En cuanto al mineral de hierro, el punto crítico es el estado de funcionamiento de los otros principales puertos. Aunque el puerto de Hedland ha vuelto a operar,Ashburton, Cape Preston West, Dampier y la isla de Varanus siguen siendo cerradas.La capacidad de recuperación de los reservas de almacenamiento de 30 a 45 días en Asia depende completamente de cuánto tiempo permanecerán cerrados esos puntos estratégicos. Cualquier prolongación de este período podría causar la agotación de esas reservas, obligando a las fábricas a buscar fuentes alternativas, que implican costos más elevados. Además, esto podría provocar volatilidad en los precios del mercado. El riesgo operativo no se limita solo a la cancelación de los tránsitos por los puertos, sino también al posible daño causado en los sistemas ferroviarios debido a inundaciones, como ocurrió el año pasado.

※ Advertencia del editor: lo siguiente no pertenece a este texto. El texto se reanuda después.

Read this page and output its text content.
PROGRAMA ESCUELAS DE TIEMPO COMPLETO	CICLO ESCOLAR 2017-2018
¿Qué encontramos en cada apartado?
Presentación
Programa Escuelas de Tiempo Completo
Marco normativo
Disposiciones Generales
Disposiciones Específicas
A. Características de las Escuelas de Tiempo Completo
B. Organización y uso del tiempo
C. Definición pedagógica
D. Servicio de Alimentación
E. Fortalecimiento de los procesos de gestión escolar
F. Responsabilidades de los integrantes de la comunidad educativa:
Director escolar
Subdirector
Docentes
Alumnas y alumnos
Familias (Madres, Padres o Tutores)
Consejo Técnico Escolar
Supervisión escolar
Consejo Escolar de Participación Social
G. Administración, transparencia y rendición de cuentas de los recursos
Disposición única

En resumen, la capacidad del sistema para soportar este tipo de perturbaciones está siendo puesta a prueba debido a esta interrupción irregular y multifuncional en los sistemas de transporte.
En el caso del GNL, la atención se centra en el estado operativo de las principales instalaciones. La principal amenaza que representa el ciclón Narelle es…Cierres temporales de la producción y retrasos en el cargamento.En proyectos como el de Chevron en Gorgon y Wheatstone, es importante estar atentos a las notificaciones emitidas por los operadores sobre la fecha y escala de estas interrupciones en el suministro, así como sobre sus planes de recuperación. El riesgo consiste en una reducción en el flujo de suministro contratado, lo cual puede agravar las condiciones del mercado en Asia, incluso si las instalaciones físicas permanecen intactas. El aumento reciente en los precios mundiales del GNL, tras un ataque de misiles iraníes contra una importante planta qatarí, sirve como un recordatorio de cuán rápidamente se puede generar estrés en el mercado debido a un riesgo de suministro, independientemente de la duración real de la interrupción en el suministro.
Por último, es necesario monitorear la reacción del mercado. Se debe observar la volatilidad de los precios del mineral de hierro y del GNL a nivel mundial, para detectar posibles señales de estrés en el mercado. Un movimiento continuo por encima de los niveles recientes indicaría que el mercado está asumiendo una posible interrupción en el suministro o un desequilibrio en los inventarios. En cuanto al mineral de hierro, es importante seguir las noticias de las principales empresas mineras como BHP y Fortescue, a fin de conocer su posición en términos de inventarios y garantías de entrega de productos. En cuanto al GNL, es necesario escuchar las garantías de los proveedores australianos sobre la estabilidad de los precios en el país, ya que estos buscan manejar el riesgo de una nueva crisis después de la invasión de Ucrania. Los factores que influyen en el mercado son claros: el tiempo que falta para que los puertos puedan volver a abrirse, la duración de las suspensiones del suministro de GNL, y la paciencia del mercado con la incertidumbre en la oferta.